Políticas económicas e sociais

Políticas económicas e sociais

Políticas económicas e sociais

Políticas económicas e sociais

São o conjunto de atuações desenvolvidas pelo Estado nas esferas económica e social com vista a atingir objetivos previamente fixados (incentivos ao desenvolvimento, redistribuição do rendimento, realização de investimentos em infraestruturas geradoras de emprego etc.). Na maioria das vezes as políticas económicas são indissociáveis das socias, apresentando-se umas diretamente relacionadas com as outras.

 

Objetivos da definição destas políticas:

 

  • Regular a atividade económica, de forma a evitar ou a minimizar os efeitos da ocorrência de desequilíbrios (desemprego; inflação).
  • Garantir uma melhor afetação dos recursos disponíveis, de forma a melhorar a qualidade de vida dos cidadãos.
  • Intervir na repartição dos rendimentos, de forma a reduzir as desigualdades económicas e sociais e garantir a justiça e equidade social.

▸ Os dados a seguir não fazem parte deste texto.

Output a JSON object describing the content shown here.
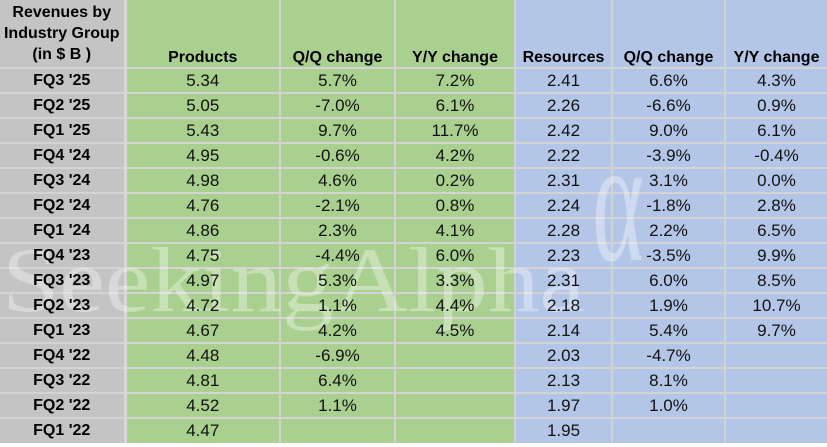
{
  "header": {
    "title_lines": [
      "Revenues by",
      "Industry Group",
      "(in $ B )"
    ],
    "columns": [
      {
        "key": "products",
        "label": "Products"
      },
      {
        "key": "products-qq",
        "label": "Q/Q change"
      },
      {
        "key": "products-yy",
        "label": "Y/Y change"
      },
      {
        "key": "resources",
        "label": "Resources"
      },
      {
        "key": "resources-qq",
        "label": "Q/Q change"
      },
      {
        "key": "resources-yy",
        "label": "Y/Y change"
      }
    ]
  },
  "table": {
    "rows": [
      {
        "label": "FQ3 '25",
        "values": [
          "5.34",
          "5.7%",
          "7.2%",
          "2.41",
          "6.6%",
          "4.3%"
        ]
      },
      {
        "label": "FQ2 '25",
        "values": [
          "5.05",
          "-7.0%",
          "6.1%",
          "2.26",
          "-6.6%",
          "0.9%"
        ]
      },
      {
        "label": "FQ1 '25",
        "values": [
          "5.43",
          "9.7%",
          "11.7%",
          "2.42",
          "9.0%",
          "6.1%"
        ]
      },
      {
        "label": "FQ4 '24",
        "values": [
          "4.95",
          "-0.6%",
          "4.2%",
          "2.22",
          "-3.9%",
          "-0.4%"
        ]
      },
      {
        "label": "FQ3 '24",
        "values": [
          "4.98",
          "4.6%",
          "0.2%",
          "2.31",
          "3.1%",
          "0.0%"
        ]
      },
      {
        "label": "FQ2 '24",
        "values": [
          "4.76",
          "-2.1%",
          "0.8%",
          "2.24",
          "-1.8%",
          "2.8%"
        ]
      },
      {
        "label": "FQ1 '24",
        "values": [
          "4.86",
          "2.3%",
          "4.1%",
          "2.28",
          "2.2%",
          "6.5%"
        ]
      },
      {
        "label": "FQ4 '23",
        "values": [
          "4.75",
          "-4.4%",
          "6.0%",
          "2.23",
          "-3.5%",
          "9.9%"
        ]
      },
      {
        "label": "FQ3 '23",
        "values": [
          "4.97",
          "5.3%",
          "3.3%",
          "2.31",
          "6.0%",
          "8.5%"
        ]
      },
      {
        "label": "FQ2 '23",
        "values": [
          "4.72",
          "1.1%",
          "4.4%",
          "2.18",
          "1.9%",
          "10.7%"
        ]
      },
      {
        "label": "FQ1 '23",
        "values": [
          "4.67",
          "4.2%",
          "4.5%",
          "2.14",
          "5.4%",
          "9.7%"
        ]
      },
      {
        "label": "FQ4 '22",
        "values": [
          "4.48",
          "-6.9%",
          "",
          "2.03",
          "-4.7%",
          ""
        ]
      },
      {
        "label": "FQ3 '22",
        "values": [
          "4.81",
          "6.4%",
          "",
          "2.13",
          "8.1%",
          ""
        ]
      },
      {
        "label": "FQ2 '22",
        "values": [
          "4.52",
          "1.1%",
          "",
          "1.97",
          "1.0%",
          ""
        ]
      },
      {
        "label": "FQ1 '22",
        "values": [
          "4.47",
          "",
          "",
          "1.95",
          "",
          ""
        ]
      }
    ]
  },
  "watermark": {
    "text": "SeekingAlpha",
    "alpha": "α"
  },
  "colors": {
    "label_bg": "#c4c4c4",
    "products_bg": "#a9d08e",
    "resources_bg": "#b4c6e7",
    "gridline": "#d2d2d2",
    "text": "#000000"
  },
  "chart_data": {
    "type": "table",
    "title": "Revenues by Industry Group (in $ B)",
    "categories": [
      "FQ3 '25",
      "FQ2 '25",
      "FQ1 '25",
      "FQ4 '24",
      "FQ3 '24",
      "FQ2 '24",
      "FQ1 '24",
      "FQ4 '23",
      "FQ3 '23",
      "FQ2 '23",
      "FQ1 '23",
      "FQ4 '22",
      "FQ3 '22",
      "FQ2 '22",
      "FQ1 '22"
    ],
    "series": [
      {
        "name": "Products ($B)",
        "values": [
          5.34,
          5.05,
          5.43,
          4.95,
          4.98,
          4.76,
          4.86,
          4.75,
          4.97,
          4.72,
          4.67,
          4.48,
          4.81,
          4.52,
          4.47
        ]
      },
      {
        "name": "Products Q/Q change (%)",
        "values": [
          5.7,
          -7.0,
          9.7,
          -0.6,
          4.6,
          -2.1,
          2.3,
          -4.4,
          5.3,
          1.1,
          4.2,
          -6.9,
          6.4,
          1.1,
          null
        ]
      },
      {
        "name": "Products Y/Y change (%)",
        "values": [
          7.2,
          6.1,
          11.7,
          4.2,
          0.2,
          0.8,
          4.1,
          6.0,
          3.3,
          4.4,
          4.5,
          null,
          null,
          null,
          null
        ]
      },
      {
        "name": "Resources ($B)",
        "values": [
          2.41,
          2.26,
          2.42,
          2.22,
          2.31,
          2.24,
          2.28,
          2.23,
          2.31,
          2.18,
          2.14,
          2.03,
          2.13,
          1.97,
          1.95
        ]
      },
      {
        "name": "Resources Q/Q change (%)",
        "values": [
          6.6,
          -6.6,
          9.0,
          -3.9,
          3.1,
          -1.8,
          2.2,
          -3.5,
          6.0,
          1.9,
          5.4,
          -4.7,
          8.1,
          1.0,
          null
        ]
      },
      {
        "name": "Resources Y/Y change (%)",
        "values": [
          4.3,
          0.9,
          6.1,
          -0.4,
          0.0,
          2.8,
          6.5,
          9.9,
          8.5,
          10.7,
          9.7,
          null,
          null,
          null,
          null
        ]
      }
    ]
  }
}
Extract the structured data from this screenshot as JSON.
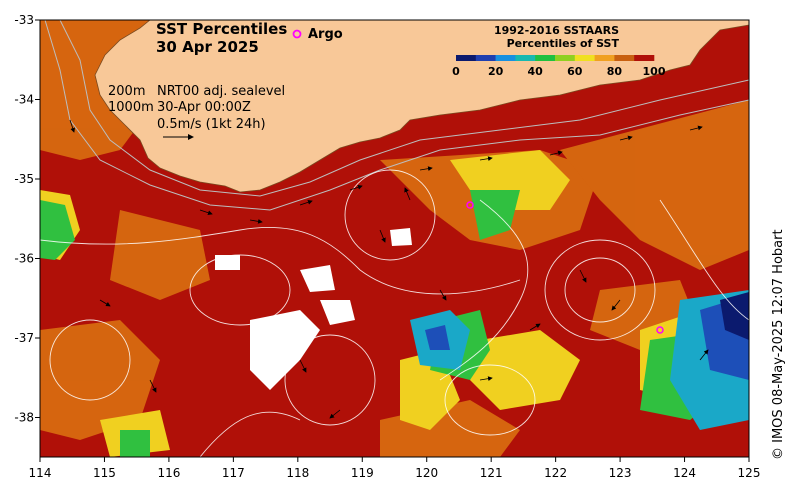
{
  "title": {
    "line1": "SST Percentiles",
    "line2": "30 Apr 2025"
  },
  "argo_label": "Argo",
  "annotations": {
    "contour_200": "200m",
    "contour_1000": "1000m",
    "product": "NRT00 adj. sealevel",
    "time": "30-Apr 00:00Z",
    "vector_scale": "0.5m/s (1kt 24h)"
  },
  "legend": {
    "title1": "1992-2016 SSTAARS",
    "title2": "Percentiles of SST",
    "ticks": [
      "0",
      "20",
      "40",
      "60",
      "80",
      "100"
    ],
    "colors": [
      "#0b1a6e",
      "#1f3fb0",
      "#1890e0",
      "#18b8b0",
      "#20c040",
      "#90d020",
      "#f0e020",
      "#f0a020",
      "#c86010",
      "#b01008"
    ]
  },
  "axes": {
    "x_ticks": [
      "114",
      "115",
      "116",
      "117",
      "118",
      "119",
      "120",
      "121",
      "122",
      "123",
      "124",
      "125"
    ],
    "y_ticks": [
      "-33",
      "-34",
      "-35",
      "-36",
      "-37",
      "-38"
    ]
  },
  "credit": "© IMOS 08-May-2025 12:07 Hobart",
  "colors": {
    "land": "#f8c898",
    "high": "#b01008",
    "orange": "#d86a10",
    "yellow": "#f0d020",
    "green": "#30c040",
    "cyan": "#1aa8c8",
    "blue": "#1d4fb8",
    "navy": "#0b1a6e",
    "argo": "#ff00ff"
  }
}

Fases de construção de uma política económica:

  • Fixar finalidades, ou seja, os resultados de ordem geral que se pretendem atingir.
  • Definir os objetivos a atingir, ou seja, aquilo que se pretende modificar ou melhorar.
  • Escolher os instrumentos mais adequados para alcáçar os objetivos, ou seja, definir as medidas concretas e precisas para que os objetivos sejam alcançados e não se reduzam a meras intenções.
  • Avaliação dos resultados, através da medição do grau de concretização.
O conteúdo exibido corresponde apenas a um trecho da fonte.